Christie’s staked his campaign on New Hampshire, where Haley is rising far faster than he is.

Chris Christie can’t decide how to treat Nikki Haley

Chris Christie treats Nikki Haley very differently on the debate stage than he does on the campaign trail.

As Haley rises faster in New Hampshire than Christie does, he’s started laying into her on the stump, accusing her of being a flip-flopper on topics such as abortion and support for former President Donald Trump.

But on the debate stage in Tuscaloosa on Wednesday, it was Christie who was switching positions: He once again had her back against an onslaught of attacks from businessman Vivek Ramaswamy, as he had in the Republicans’ third showdown in Miami.

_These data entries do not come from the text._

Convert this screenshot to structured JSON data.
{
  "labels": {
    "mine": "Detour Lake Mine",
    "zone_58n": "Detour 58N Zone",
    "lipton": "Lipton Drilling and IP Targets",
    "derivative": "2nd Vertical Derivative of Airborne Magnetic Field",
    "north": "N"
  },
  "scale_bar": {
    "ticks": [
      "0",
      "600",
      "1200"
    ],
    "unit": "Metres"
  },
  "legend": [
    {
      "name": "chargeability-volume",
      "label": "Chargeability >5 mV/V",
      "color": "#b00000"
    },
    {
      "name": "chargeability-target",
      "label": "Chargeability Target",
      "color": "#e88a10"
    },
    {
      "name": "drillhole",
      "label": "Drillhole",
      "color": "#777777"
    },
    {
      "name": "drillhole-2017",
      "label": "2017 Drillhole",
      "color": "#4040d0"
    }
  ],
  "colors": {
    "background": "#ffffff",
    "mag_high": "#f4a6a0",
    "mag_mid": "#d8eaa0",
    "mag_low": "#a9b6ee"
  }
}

“He has insulted Nikki Haley’s basic intelligence. Not her positions, her basic intelligence,” Christie said Wednesday. “If you want to disagree on issues, that’s fine. And Nikki and I disagree on some issues. … What we don’t disagree on is this is a smart, accomplished woman and you should stop insulting her.”

The crowd cheered.



But Christie didn’t exclusively defend Haley. Later on, during a segment about China and Taiwan, Christie jabbed Haley for saying Trump was good on trade.

Christie’s back-and-forth approach to Haley comes as she’s steadily risen in the polls following a series of strong debate performances.

In New Hampshire, where Christie has staked his second White House campaign, it’s Haley who is making the strongest claim as the main contender against former President Donald Trump. She’s surged into second place in polls of likely GOP primary voters. Christie, while also on the rise, trails behind her in third.

Voters across New Hampshire town halls for both candidates have told POLITICO they’re torn between the two former governors. But as Haley picks up steam in the first primary state and in others, like Iowa, where Christie is not competing, and South Carolina, where she holds a home-state advantage, voters in recent weeks have increasingly said that they view Haley as the more viable candidate.



So as the two vie for many of the same voters — more moderate Republicans and independents who can cast ballots in the Granite State’s GOP primary — Christie has retooled his stump speech, which was once focused almost entirely on Trump, to draw contrasts with Haley, too.

At a town hall in Concord, New Hampshire, last week, Christie skewered Haley for saying days earlier at an evangelical gathering in Iowa that she would have signed a six-week abortion ban if it had reached her desk when she was governor of South Carolina.

“You cannot be a truth-teller and say one version of the truth in Iowa when you’re in front of a very conservative group, and then when you’re here in New Hampshire, with a libertarian audience, a ‘live free or die’ audience, you have a different answer that you’ll think they’ll like,” Christie said.